Gary stared back at him suspiciously. “Yes. Why?”
“After the Dark Ages, the pope ruled almost as much as the king. And in republic times, even more so.”
“What does this crap have to do with the terrorists?”
“What if, if, each clans made a fake religion centuries ago, to wrest control over the anarchic forces. This could have kept them disciplined, while keeping their morale extremely high.”
“What are you talking about? Why are they still listening to it?”
“Because of human evolution. They have learned to accept it as a way of life. They can no longer deny. You try to turn them over; they kill you. There is no alternative.”
“Why a war? If they are so religious, huh?”
“Because, what if their gods have declared an omen, something that states that all other religions in this place are defiling the site of their own religion?”
Gary’s eyes, contracted, and his smiling face turned to a deep, serious grimly frown with concern etched into his papery, pale face. “Mass Genocide.” He whispered to himself. “Oh my God.” He wrinkled his forehead with his left hand, shook his head vigorously. Then, in a false relief, he turned his head back to Jones.
“The reason we hired is the fact that you are familiar with weapon design, am I correct?” Gary questioned.
“Yes.” Jones answered. His eyes began watering, as smoke waned his way.
“I need you to make anti terrorist weapons. Anything will do. It just has to be efficient with wiping out these terrorists.” Gary pleaded.
“Have you tried nuking them?
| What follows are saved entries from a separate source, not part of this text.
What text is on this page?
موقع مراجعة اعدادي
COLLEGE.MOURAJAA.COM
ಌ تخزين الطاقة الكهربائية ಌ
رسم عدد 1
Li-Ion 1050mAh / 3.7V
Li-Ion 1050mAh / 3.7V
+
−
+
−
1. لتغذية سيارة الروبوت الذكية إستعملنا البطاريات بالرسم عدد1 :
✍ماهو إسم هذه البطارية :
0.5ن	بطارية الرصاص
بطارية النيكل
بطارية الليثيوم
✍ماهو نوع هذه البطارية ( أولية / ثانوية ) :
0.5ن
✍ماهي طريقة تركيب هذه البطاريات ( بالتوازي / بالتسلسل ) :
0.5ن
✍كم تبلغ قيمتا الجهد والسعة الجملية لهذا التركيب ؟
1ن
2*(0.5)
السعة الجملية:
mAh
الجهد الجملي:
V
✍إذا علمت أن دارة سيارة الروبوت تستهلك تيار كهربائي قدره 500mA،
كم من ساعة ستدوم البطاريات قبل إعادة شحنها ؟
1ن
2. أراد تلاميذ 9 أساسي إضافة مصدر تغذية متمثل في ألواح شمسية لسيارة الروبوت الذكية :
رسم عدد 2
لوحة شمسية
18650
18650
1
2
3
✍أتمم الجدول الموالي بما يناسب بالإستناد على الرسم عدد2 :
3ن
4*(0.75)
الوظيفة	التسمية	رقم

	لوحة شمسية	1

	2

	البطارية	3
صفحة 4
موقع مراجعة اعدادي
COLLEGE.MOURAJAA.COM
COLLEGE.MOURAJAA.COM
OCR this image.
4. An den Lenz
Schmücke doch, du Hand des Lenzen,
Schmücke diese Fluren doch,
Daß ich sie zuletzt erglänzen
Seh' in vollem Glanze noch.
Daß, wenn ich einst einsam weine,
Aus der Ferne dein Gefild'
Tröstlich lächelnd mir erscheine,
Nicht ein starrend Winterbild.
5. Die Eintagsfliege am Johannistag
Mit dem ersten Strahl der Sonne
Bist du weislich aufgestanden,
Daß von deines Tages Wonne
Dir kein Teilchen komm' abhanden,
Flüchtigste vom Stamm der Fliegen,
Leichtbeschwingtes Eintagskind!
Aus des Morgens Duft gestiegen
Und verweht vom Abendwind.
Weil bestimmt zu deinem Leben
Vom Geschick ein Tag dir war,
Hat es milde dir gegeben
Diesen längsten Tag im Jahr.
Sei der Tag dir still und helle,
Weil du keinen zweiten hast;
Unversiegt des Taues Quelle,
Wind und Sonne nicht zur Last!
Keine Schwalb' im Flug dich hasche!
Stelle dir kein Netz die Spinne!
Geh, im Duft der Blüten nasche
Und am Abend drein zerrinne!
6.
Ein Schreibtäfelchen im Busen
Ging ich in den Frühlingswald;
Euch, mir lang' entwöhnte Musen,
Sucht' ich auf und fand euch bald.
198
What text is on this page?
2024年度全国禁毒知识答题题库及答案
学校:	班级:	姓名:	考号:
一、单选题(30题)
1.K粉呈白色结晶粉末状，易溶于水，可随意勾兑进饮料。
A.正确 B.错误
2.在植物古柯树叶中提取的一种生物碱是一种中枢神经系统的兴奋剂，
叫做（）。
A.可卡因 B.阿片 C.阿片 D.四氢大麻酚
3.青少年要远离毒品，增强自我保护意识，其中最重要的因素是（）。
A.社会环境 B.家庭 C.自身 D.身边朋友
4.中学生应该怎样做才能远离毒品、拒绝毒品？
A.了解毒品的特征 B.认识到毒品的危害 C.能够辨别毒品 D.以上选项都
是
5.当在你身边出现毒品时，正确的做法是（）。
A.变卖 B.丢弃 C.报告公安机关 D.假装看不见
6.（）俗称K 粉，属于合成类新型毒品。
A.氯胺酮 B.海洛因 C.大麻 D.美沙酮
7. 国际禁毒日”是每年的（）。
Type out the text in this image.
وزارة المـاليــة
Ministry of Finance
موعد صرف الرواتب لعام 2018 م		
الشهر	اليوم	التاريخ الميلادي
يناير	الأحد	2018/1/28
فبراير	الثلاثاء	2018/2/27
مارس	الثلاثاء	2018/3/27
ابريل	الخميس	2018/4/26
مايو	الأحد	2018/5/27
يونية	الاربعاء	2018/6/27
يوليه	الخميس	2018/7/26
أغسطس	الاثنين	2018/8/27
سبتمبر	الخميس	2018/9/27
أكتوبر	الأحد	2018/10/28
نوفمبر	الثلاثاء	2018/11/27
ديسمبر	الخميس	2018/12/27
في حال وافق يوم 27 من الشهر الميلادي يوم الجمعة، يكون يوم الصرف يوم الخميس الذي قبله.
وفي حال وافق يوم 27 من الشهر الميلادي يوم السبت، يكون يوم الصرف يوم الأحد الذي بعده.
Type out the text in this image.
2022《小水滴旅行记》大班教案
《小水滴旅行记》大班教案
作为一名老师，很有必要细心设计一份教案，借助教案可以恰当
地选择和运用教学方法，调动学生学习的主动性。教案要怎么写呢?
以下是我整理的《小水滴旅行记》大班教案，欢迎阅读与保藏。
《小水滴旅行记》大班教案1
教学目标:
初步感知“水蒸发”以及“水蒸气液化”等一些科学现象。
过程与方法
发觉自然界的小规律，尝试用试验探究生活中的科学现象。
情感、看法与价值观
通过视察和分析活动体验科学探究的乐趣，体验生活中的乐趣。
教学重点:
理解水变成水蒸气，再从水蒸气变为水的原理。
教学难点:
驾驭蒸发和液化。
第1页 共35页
Blasting them? Sending in spies and making them blow up?” Jones asked, his voice going haywire.
“Yes, yes and yes. We’ve tried everything we can think of.” Gary answered. “The government is willing to pay a generous amount into this. You have knowledge on this. We need you to make a weapon that will turn the tide against terrorists!” Gary pleaded again.
Jones thought for a moment, and finally he found an idea. “I know what to do. What we - ” But then, the working bell rang loudly throughout the large factory, and people bustled out of their jackets and suits, and threw away their glasses into a bin and they lined up unorganized, as a flying ball of metal supervised them all. Gary headed for the top of the office, and he flicked his head at Jones sportingly. Jones responded by winking his right eye heavily, and he soon learned he was extremely sleepy.
Jones walked over to the bustling line, and scrounged his way up to the front, and finally hitched a last effort ride on a crowded elevator up to ground floor. Beck was in the same elevator, however, the two of them did not see each other, as both were surrounded by people much taller than them. The elevator rumbled again, and the light on the rope began lashing around in midair. The rattling continued, and finally, at the end, it halted incredulously. Jones stepped out, and the front room was filled with the sounds of laughter and cheerfulness, as people stepped out of their work clothes.
People murmured and murmured around him, as Jones began to cut his way through the crowd to get outside into the fresh, breezy night air. Jones looked up at the twinkling stars in his long wool jacket as people passed him, on their way to the parking lot. He grimly walked down the stairs, and he waddled down the sidewalk. The old man, withering and tired, decided to take a long refreshing walk home, wondering on the short journey whether his quite fanatical idea will work.